Tapping into his experience that ranges from the CIA and White House to the Brookings Institution, Bruce Riedel offers comprehensive insight into Saudi/U.S history in Kings and Presidents: Saudi Arabia and the United States since FDR.
Currently director of the Intelligence Project at Brookings, Riedel takes an up-close look at the often-complicated politics of U.S./Saudi relations over the past 70-plus years.
The “uneasy alliance” between the two countries, of course, stems from the fact that they are remarkably different, he writes.

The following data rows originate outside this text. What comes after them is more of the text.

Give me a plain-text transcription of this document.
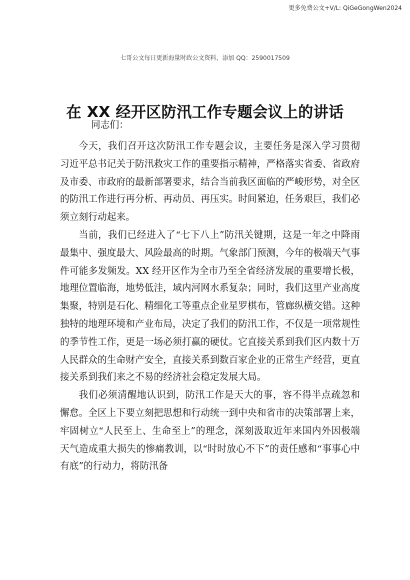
更多免费公文+V/L: QiGeGongWen2024
七哥公文每日更新海量时政公文资料，添加 QQ：2590017509
在 XX 经开区防汛工作专题会议上的讲话
同志们：

今天，我们召开这次防汛工作专题会议，主要任务是深入学习贯彻习近平总书记关于防汛救灾工作的重要指示精神，严格落实省委、省政府及市委、市政府的最新部署要求，结合当前我区面临的严峻形势，对全区的防汛工作进行再分析、再动员、再压实。时间紧迫，任务艰巨，我们必须立刻行动起来。

当前，我们已经进入了“七下八上”防汛关键期，这是一年之中降雨最集中、强度最大、风险最高的时期。气象部门预测，今年的极端天气事件可能多发频发。XX 经开区作为全市乃至全省经济发展的重要增长极，地理位置临海，地势低洼，域内河网水系复杂；同时，我们这里产业高度集聚，特别是石化、精细化工等重点企业星罗棋布，管廊纵横交错。这种独特的地理环境和产业布局，决定了我们的防汛工作，不仅是一项常规性的季节性工作，更是一场必须打赢的硬仗。它直接关系到我们区内数十万人民群众的生命财产安全，直接关系到数百家企业的正常生产经营，更直接关系到我们来之不易的经济社会稳定发展大局。

我们必须清醒地认识到，防汛工作是天大的事，容不得半点疏忽和懈怠。全区上下要立刻把思想和行动统一到中央和省市的决策部署上来，牢固树立“人民至上、生命至上”的理念，深刻汲取近年来国内外因极端天气造成重大损失的惨痛教训，以“时时放心不下”的责任感和“事事心中有底”的行动力，将防汛备
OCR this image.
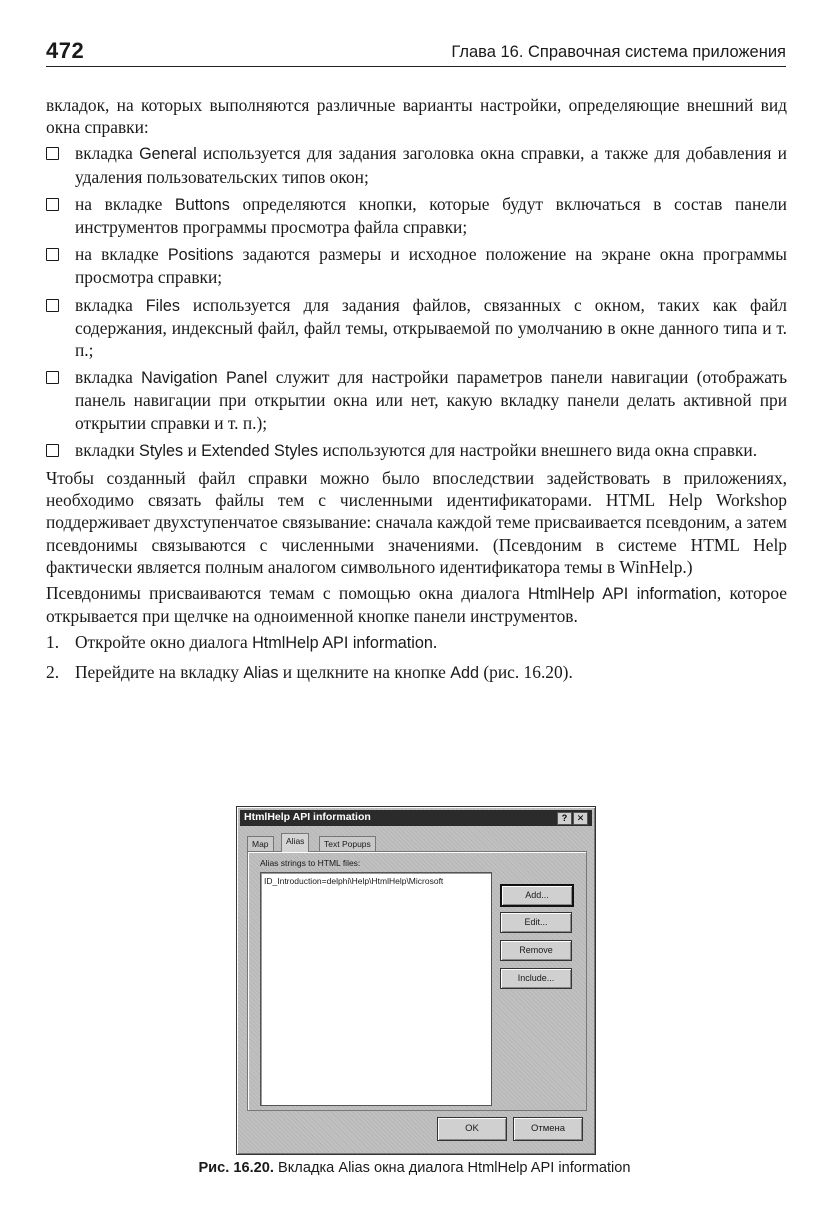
472	Глава 16. Справочная система приложения

вкладок, на которых выполняются различные варианты настройки, определяющие внешний вид окна справки:

вкладка General используется для задания заголовка окна справки, а также для добавления и удаления пользовательских типов окон;
на вкладке Buttons определяются кнопки, которые будут включаться в состав панели инструментов программы просмотра файла справки;
на вкладке Positions задаются размеры и исходное положение на экране окна программы просмотра справки;
вкладка Files используется для задания файлов, связанных с окном, таких как файл содержания, индексный файл, файл темы, открываемой по умолчанию в окне данного типа и т. п.;
вкладка Navigation Panel служит для настройки параметров панели навигации (отображать панель навигации при открытии окна или нет, какую вкладку панели делать активной при открытии справки и т. п.);
вкладки Styles и Extended Styles используются для настройки внешнего вида окна справки.

Чтобы созданный файл справки можно было впоследствии задействовать в приложениях, необходимо связать файлы тем с численными идентификаторами. HTML Help Workshop поддерживает двухступенчатое связывание: сначала каждой теме присваивается псевдоним, а затем псевдонимы связываются с численными значениями. (Псевдоним в системе HTML Help фактически является полным аналогом символьного идентификатора темы в WinHelp.)

Псевдонимы присваиваются темам с помощью окна диалога HtmlHelp API information, которое открывается при щелчке на одноименной кнопке панели инструментов.

1. Откройте окно диалога HtmlHelp API information.
2. Перейдите на вкладку Alias и щелкните на кнопке Add (рис. 16.20).
HtmlHelp API information	?	✕
Map	Alias	Text Popups
Alias strings to HTML files:
ID_Introduction=delphi\Help\HtmlHelp\Microsoft
Add...
Edit...
Remove
Include...
OK	Отмена
Рис. 16.20. Вкладка Alias окна диалога HtmlHelp API information
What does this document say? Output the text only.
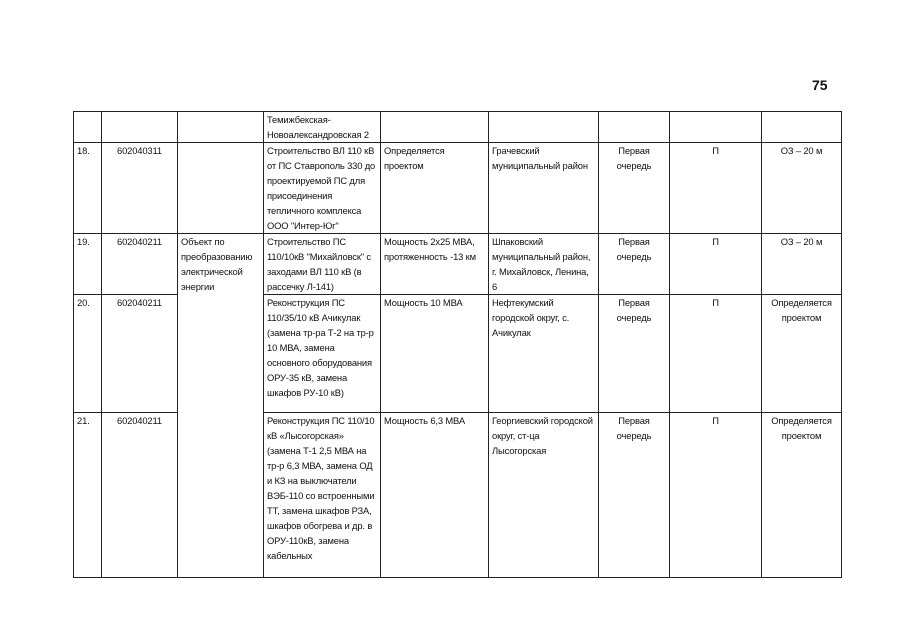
75
			Темижбекская-Новоалександровская 2					
18.	602040311		Строительство ВЛ 110 кВ от ПС Ставрополь 330 до проектируемой ПС для присоединения тепличного комплекса ООО "Интер-Юг"	Определяется проектом	Грачевский муниципальный район	Первая очередь	П	ОЗ – 20 м
19.	602040211	Объект по преобразованию электрической энергии	Строительство ПС 110/10кВ "Михайловск" с заходами ВЛ 110 кВ (в рассечку Л-141)	Мощность 2х25 МВА, протяженность -13 км	Шпаковский муниципальный район, г. Михайловск, Ленина, 6	Первая очередь	П	ОЗ – 20 м
20.	602040211		Реконструкция ПС 110/35/10 кВ Ачикулак (замена тр-ра Т-2 на тр-р 10 МВА, замена основного оборудования ОРУ-35 кВ, замена шкафов РУ-10 кВ)	Мощность 10 МВА	Нефтекумский городской округ, с. Ачикулак	Первая очередь	П	Определяется проектом
21.	602040211		Реконструкция ПС 110/10 кВ «Лысогорская» (замена Т-1 2,5 МВА на тр-р 6,3 МВА, замена ОД и КЗ на выключатели ВЭБ-110 со встроенными ТТ, замена шкафов РЗА, шкафов обогрева и др. в ОРУ-110кВ, замена кабельных	Мощность 6,3 МВА	Георгиевский городской округ, ст-ца Лысогорская	Первая очередь	П	Определяется проектом
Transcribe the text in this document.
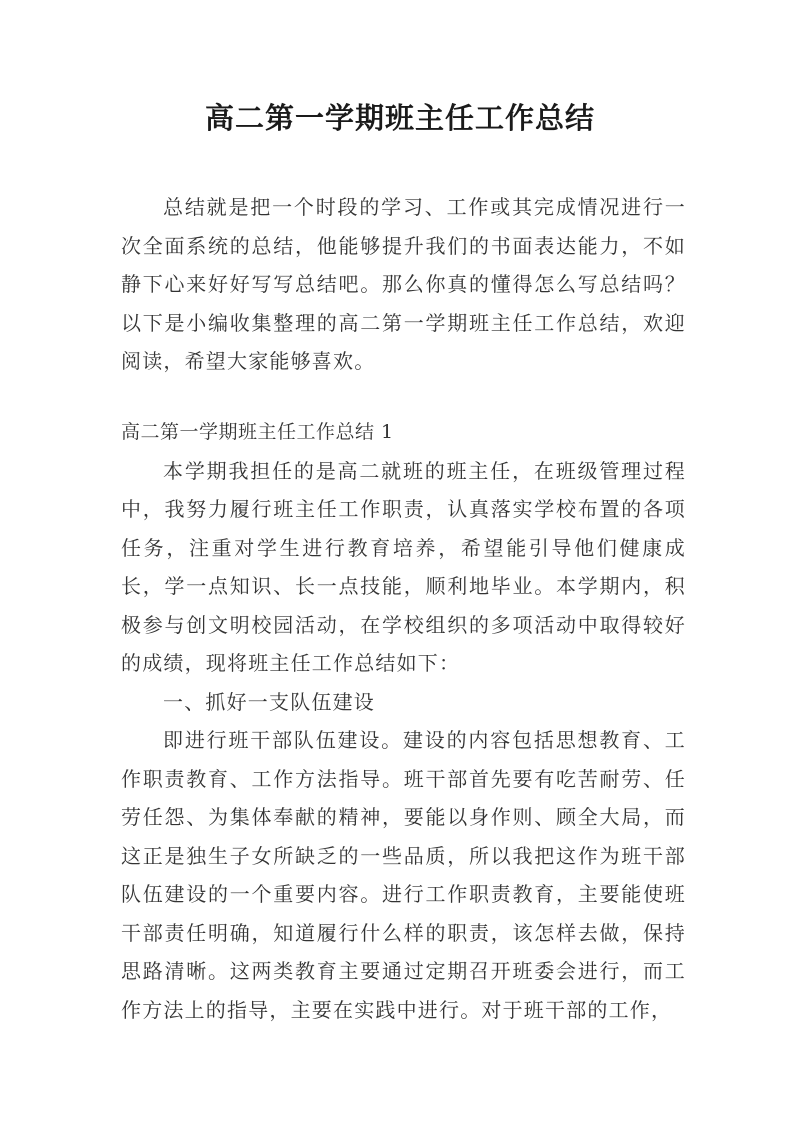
高二第一学期班主任工作总结

总结就是把一个时段的学习、工作或其完成情况进行一次全面系统的总结，他能够提升我们的书面表达能力，不如静下心来好好写写总结吧。那么你真的懂得怎么写总结吗？以下是小编收集整理的高二第一学期班主任工作总结，欢迎阅读，希望大家能够喜欢。

高二第一学期班主任工作总结 1

本学期我担任的是高二就班的班主任，在班级管理过程中，我努力履行班主任工作职责，认真落实学校布置的各项任务，注重对学生进行教育培养，希望能引导他们健康成长，学一点知识、长一点技能，顺利地毕业。本学期内，积极参与创文明校园活动，在学校组织的多项活动中取得较好的成绩，现将班主任工作总结如下：

一、抓好一支队伍建设

即进行班干部队伍建设。建设的内容包括思想教育、工作职责教育、工作方法指导。班干部首先要有吃苦耐劳、任劳任怨、为集体奉献的精神，要能以身作则、顾全大局，而这正是独生子女所缺乏的一些品质，所以我把这作为班干部队伍建设的一个重要内容。进行工作职责教育，主要能使班干部责任明确，知道履行什么样的职责，该怎样去做，保持思路清晰。这两类教育主要通过定期召开班委会进行，而工作方法上的指导，主要在实践中进行。对于班干部的工作，
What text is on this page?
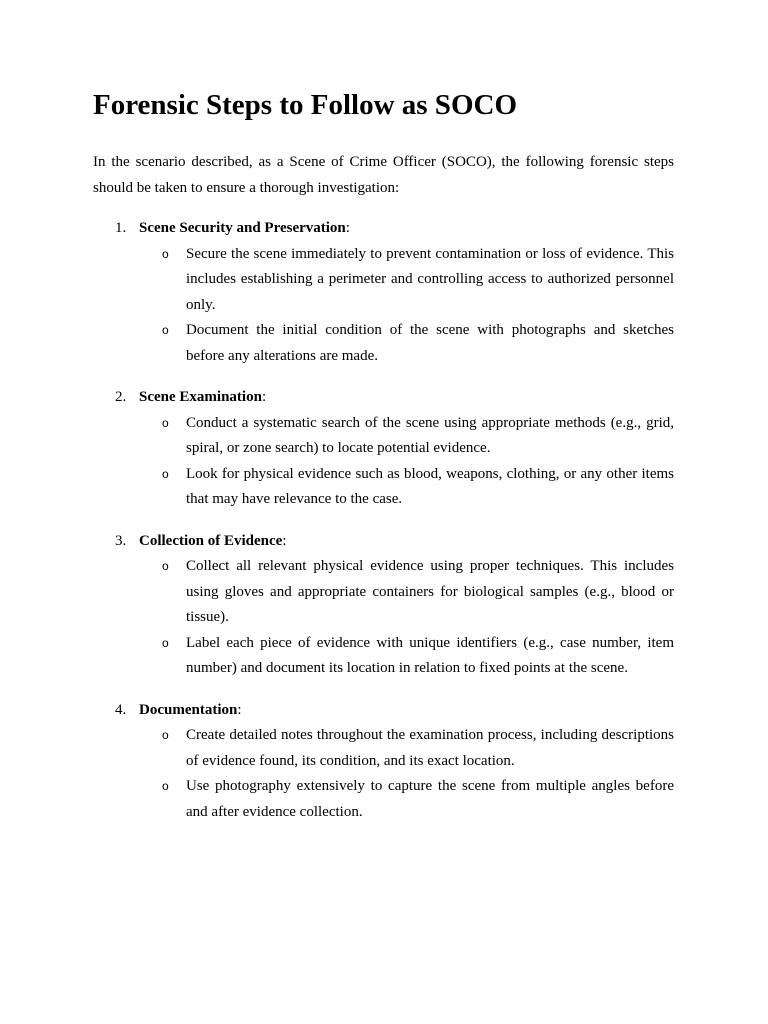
Forensic Steps to Follow as SOCO

In the scenario described, as a Scene of Crime Officer (SOCO), the following forensic steps should be taken to ensure a thorough investigation:

1. Scene Security and Preservation:
o Secure the scene immediately to prevent contamination or loss of evidence. This includes establishing a perimeter and controlling access to authorized personnel only.
o Document the initial condition of the scene with photographs and sketches before any alterations are made.
2. Scene Examination:
o Conduct a systematic search of the scene using appropriate methods (e.g., grid, spiral, or zone search) to locate potential evidence.
o Look for physical evidence such as blood, weapons, clothing, or any other items that may have relevance to the case.
3. Collection of Evidence:
o Collect all relevant physical evidence using proper techniques. This includes using gloves and appropriate containers for biological samples (e.g., blood or tissue).
o Label each piece of evidence with unique identifiers (e.g., case number, item number) and document its location in relation to fixed points at the scene.
4. Documentation:
o Create detailed notes throughout the examination process, including descriptions of evidence found, its condition, and its exact location.
o Use photography extensively to capture the scene from multiple angles before and after evidence collection.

That, however, hasn’t stopped U.S. presidents since the 1940s from carving unique relationships with the kingdom in perhaps the most consistently volatile region of the world.
“America is a superpower democracy that aspires to be a tolerant home to a diverse multiethnic and multireligious population, all of whom are equal in the eyes of the law,” Riedel writes. “Saudi Arabia is the world’s last absolute monarchy and also is a theocracy with a fundamentalist religious faith, dominated by a Wahhabi clergy that is intolerant and suspicious of outsiders.”
From there, Riedel takes a chronological walk through various administrations and their individual approaches to this ever-evolving relationship.
This includes Franklin Roosevelt’s relationship with the kingdom’s founder King Abdul Aziz al Saud (Ibn Saud), and President Kennedy, Johnson, and Nixon’s dealings with Crown Prince Faisal bin Abdul Aziz.
The chapter addressing the relationship between King Khalid bin Abdul Aziz and Jimmy Carter is particularly illustrative of the time, when Middle East volatility was at a now-too-common fever pitch. It was a period that included the Iranian Revolution, the Israeli-Egypt peace process, the Grand Mosque seizure in Mecca, and soon after, the Soviet Union invasion of Afghanistan.
Riedel also explores the Saudi/U.S. relationship in the wake of Iraq’s invasion of Kuwait, the 9/11 terror attacks, the Arab Spring, and the challenges that exist today as well.
Riedel notes “three fundamental issues” that often get in the way of kings and presidents.
“The three issues—the Israel-Palestine conflict; the role of Wahhabi Islam in Saudi Policy at home and abroad; and the pursuit of political reform in the Arab world—are likely to be disruptive factors in the relationship in the years ahead and will require creative diplomacy to manage,” Riedel writes.
Published by Brookings Institution Press, the book is available online.